Cette première adaptation du François Mauriac est glaciale de bout en bout, principalement au travers de l'interprétation de Emmanuelle Riva, comme étrangère à son propre corps, et de la mise en scène de Georges Franju, qui recouvre le tout d'une tonalité morne au dernier degré. C'est autant sa force que sa faiblesse, car d'un côté l'histoire de cette femme prisonnière de sa condition trouve là un support très approprié à sa décadence, mais d'un autre le visionnage se révèle hautement éprouvant au travers de sa redoutable monotonie. Largement au-dessus de la version de Claude Miller en tous cas, même si cette dernière ne m'avait pas laissé un souvenir trop dégradant.
La structure non-linéaire est perturbante dans un premier temps, mais la narration stabilise rapidement l'ensemble et compartimente l'action en deux grandes étapes : ce qui précède le procès pour tentative d'homicide, et ce qui suivra après le non-lieu dont elle a bénéficié grâce au faux témoignage de son mari. Le procès est d'ailleurs un non-événement total dans Thérèse Desqueyroux. Le film très littéraire (via la voix off omniprésente entre autres) se fait parfois un peu plombant avec son ambiance mortifère, mais le jeu de Riva aide grandement à rendre le déroulement hypnotisant, ses agissements autour des gouttes d'arsenic (on se croirait chez Hitchcock) allant de pair avec son caractère monolithique.
Le gros du contenu, c'est aussi le faux témoignage du personnage de Philippe Noiret, préférant cela à une réputation salie.
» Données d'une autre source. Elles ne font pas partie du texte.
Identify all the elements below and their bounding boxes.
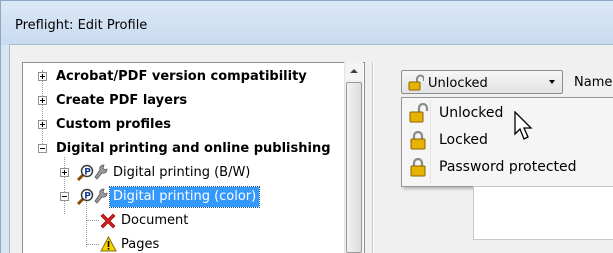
tree-item[interactable]: Digital printing and online publishing bbox=[23, 139, 343, 159]
lock-dropdown-value: Unlocked bbox=[428, 76, 488, 91]
magnifier-icon: P bbox=[75, 164, 95, 185]
tree-item-selected[interactable]: P Digital printing (color) bbox=[23, 186, 343, 209]
warning-triangle-icon bbox=[100, 235, 117, 253]
menu-item-label: Password protected bbox=[439, 159, 577, 175]
menu-item-password-protected[interactable]: Password protected bbox=[404, 155, 612, 179]
chevron-down-icon bbox=[549, 80, 555, 84]
lock-closed-icon bbox=[409, 157, 429, 180]
expand-plus-icon[interactable] bbox=[38, 72, 47, 81]
wrench-icon bbox=[93, 164, 109, 185]
svg-text:P: P bbox=[84, 167, 91, 177]
menu-item-label: Locked bbox=[439, 132, 488, 148]
mouse-pointer-icon bbox=[513, 110, 539, 146]
collapse-minus-icon[interactable] bbox=[60, 192, 69, 201]
tree-item-label: Acrobat/PDF version compatibility bbox=[56, 69, 307, 84]
menu-item-locked[interactable]: Locked bbox=[404, 128, 612, 152]
error-x-icon bbox=[100, 213, 116, 232]
tree-item[interactable]: Create PDF layers bbox=[23, 91, 343, 111]
tree-scrollbar[interactable] bbox=[344, 62, 363, 253]
tree-item-label: Digital printing (B/W) bbox=[113, 165, 251, 180]
lock-dropdown-menu: Unlocked Locked Password protected bbox=[401, 97, 613, 187]
tree-item[interactable]: Acrobat/PDF version compatibility bbox=[23, 67, 343, 87]
menu-item-label: Unlocked bbox=[439, 105, 504, 121]
tree-item[interactable]: P Digital printing (B/W) bbox=[23, 163, 343, 183]
scroll-thumb[interactable] bbox=[346, 82, 362, 253]
tree-item-label: Pages bbox=[121, 237, 160, 252]
menu-item-unlocked[interactable]: Unlocked bbox=[404, 101, 612, 125]
tree-item[interactable]: Document bbox=[23, 211, 343, 231]
lock-status-dropdown[interactable]: Unlocked bbox=[401, 70, 563, 94]
tree-item-label: Document bbox=[121, 213, 189, 228]
lock-open-icon bbox=[409, 102, 429, 126]
title-bar[interactable]: Preflight: Edit Profile bbox=[1, 1, 613, 45]
description-field[interactable] bbox=[473, 186, 613, 240]
magnifier-icon: P bbox=[75, 188, 95, 209]
profile-tree[interactable]: Acrobat/PDF version compatibility Create… bbox=[22, 62, 365, 253]
tree-item[interactable]: Custom profiles bbox=[23, 115, 343, 135]
tree-item-label: Digital printing and online publishing bbox=[56, 141, 331, 156]
lock-open-icon bbox=[408, 74, 425, 94]
name-label: Name: bbox=[574, 75, 613, 90]
lock-closed-icon bbox=[409, 130, 429, 153]
tree-item-label: Custom profiles bbox=[56, 117, 172, 132]
expand-plus-icon[interactable] bbox=[38, 96, 47, 105]
tree-item-label: Digital printing (color) bbox=[108, 186, 261, 208]
svg-text:P: P bbox=[84, 191, 91, 201]
expand-plus-icon[interactable] bbox=[60, 168, 69, 177]
panel-divider-highlight bbox=[373, 62, 374, 253]
expand-plus-icon[interactable] bbox=[38, 120, 47, 129]
wrench-icon bbox=[93, 188, 109, 209]
tree-item-label: Create PDF layers bbox=[56, 93, 188, 108]
scroll-up-arrow-icon[interactable] bbox=[345, 63, 363, 80]
collapse-minus-icon[interactable] bbox=[38, 144, 47, 153]
window-title: Preflight: Edit Profile bbox=[15, 18, 148, 33]
tree-item[interactable]: Pages bbox=[23, 235, 343, 253]
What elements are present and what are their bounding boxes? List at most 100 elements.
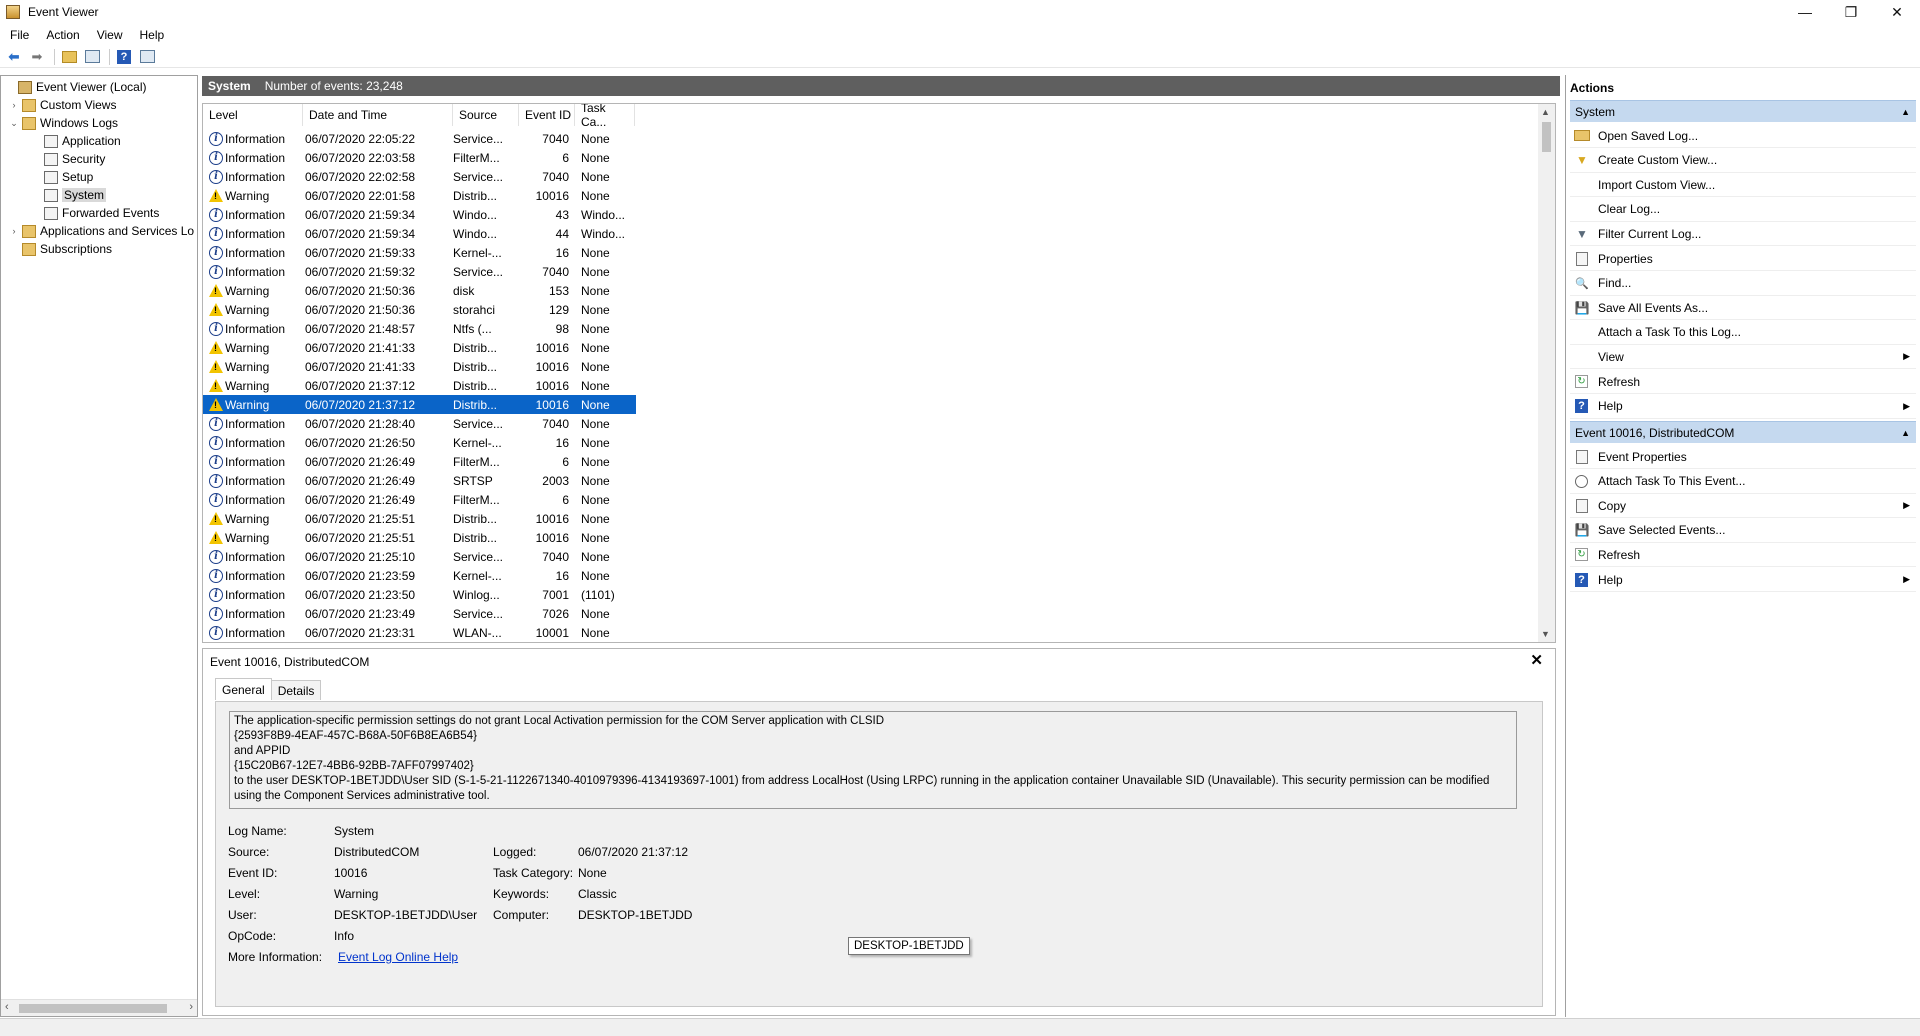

Il y avait là un potentiel immense, à démontrer la vanité de la bourgeoisie provinciale, avec l'austérité absolue des intérieurs cossus animés par les domestiques, un milieu étouffant par définition. Mais bizarrement, je n'ai pas été convaincu par l'interprétation de Noiret, qui ne va pas bien avec la dimension déclamatoire et hiératique de sa femme. C'est vraiment le combat d'une séquestration contre un empoisonnement, avec des coupables à de nombreux niveaux. Peut-être que le film aurait gagné à être plus resserré, mais la libération finale en écho aux palombes du début est magnifique.